You simply can’t know what works for someone else or decide what is good for them.
This belief fuels the core of the coaching attitude. Knowing that our clients are the experts on their own lives, minds, and futures.
This translates into an attitude of true support. Because of this, we’re able to support them in their journeys. Allowing them to decide for themselves what they want to do, how they want to do it, and when they want to do it.
People can only truly do things when they’re ready to do them. And they can only truly develop ‘in the right order’. Their right order.
Trying to teach a three-year-old how to do advanced calculus seems pretty ridiculous right? There are about a million steps and twenty years of experience in between those two things.
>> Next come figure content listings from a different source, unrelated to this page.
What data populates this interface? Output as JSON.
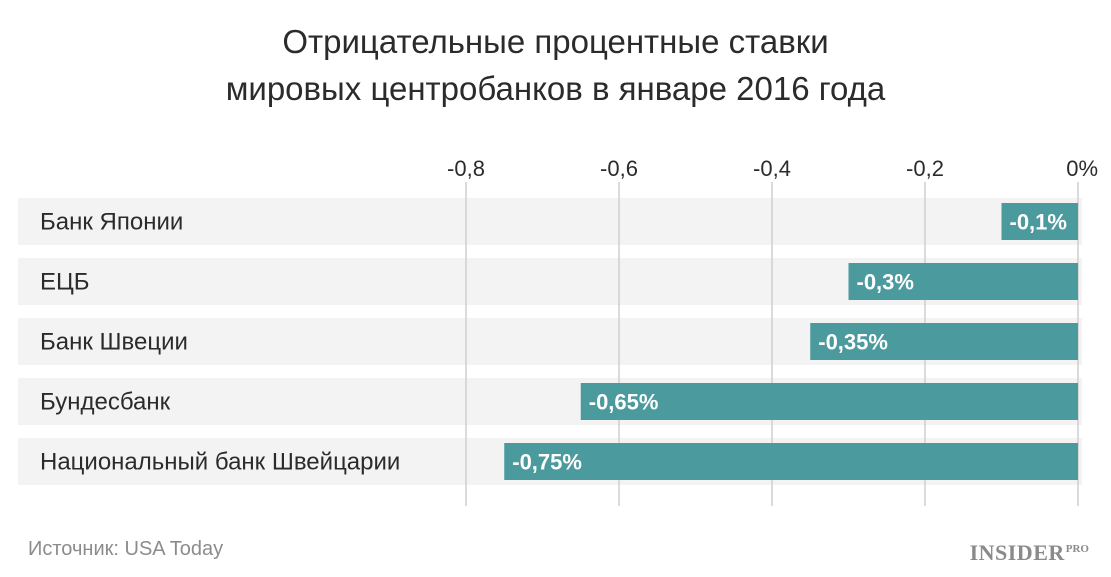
{
  "title": {
    "line1": "Отрицательные процентные ставки",
    "line2": "мировых центробанков в январе 2016 года"
  },
  "source": "Источник: USA Today",
  "brand": {
    "name": "INSIDER",
    "suffix": "PRO"
  },
  "colors": {
    "bar": "#4b9a9e",
    "row_bg": "#f3f3f3",
    "grid": "#cfcfcf",
    "text": "#2b2b2b",
    "value_text": "#ffffff"
  },
  "chart_data": {
    "type": "bar",
    "orientation": "horizontal",
    "categories": [
      "Банк Японии",
      "ЕЦБ",
      "Банк Швеции",
      "Бундесбанк",
      "Национальный банк Швейцарии"
    ],
    "values": [
      -0.1,
      -0.3,
      -0.35,
      -0.65,
      -0.75
    ],
    "value_labels": [
      "-0,1%",
      "-0,3%",
      "-0,35%",
      "-0,65%",
      "-0,75%"
    ],
    "ticks": [
      -0.8,
      -0.6,
      -0.4,
      -0.2,
      0
    ],
    "tick_labels": [
      "-0,8",
      "-0,6",
      "-0,4",
      "-0,2",
      "0%"
    ],
    "xlim": [
      -0.8,
      0
    ],
    "grid": true,
    "axis_position": "top"
  }
}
Education should be about making the learning steps as small as possible for the student. The better the next step fits, the more ready they are to take it.
This means that ‘readiness to learn’ is key. And here once again, coaching values can help.
There is only one way to know what someone is ready for. By listening to them (or watching them carefully, if they can’t speak yet…).
A teacher then is an expert in knowing the student. What they want, where they’re at, and how they learn. Listening, asking questions, and then stepping out of the way. Instead of blocking the view with a ‘must-read’ from their perspective. Even though we might need an educational system, there is no one method because everyone needs a different one.
I’m planning to do everything I can to give my daughter what she needs, when she needs it. As a parent and on her educational path. Letting her lead with her own curiosity.
Ultimately, it’s her path. And she’s the only one who can walk it.
Hey Rik - I never told you this, but my family has personally benefitted tremendously by your keen eye re alternatives to traditional education. You forwarded a link to the Socratic Experience school many months ago. (https://socraticexperience.com/) I filed it away because our kid is homeschooled and has had no interest in organized schooling, but at the end of this summer I shared the idea with the family, we took a series of steps, interviewed a associate of the school, and enrolled him. It's been wonderful, because the approach of the school honors everything you describe by using conversation and dialogue as a means of assessing one's needs and rate of progress and providing resonant steps for learning. So here's a big belated thank you for that share! I have no doubt you'll do a great job finding the best learning opportunities and circumstances for your daughter. She's lucky to have such a thoughtful dad at the helm of her future.
The sweaty palms don’t go away. My daughter has started her education and I’m constantly re-thinking whether or not we have her in the place that is best for her. It’s a constant worry. But the fact that you’re already thinking about it, gives your daughter a better chance than most.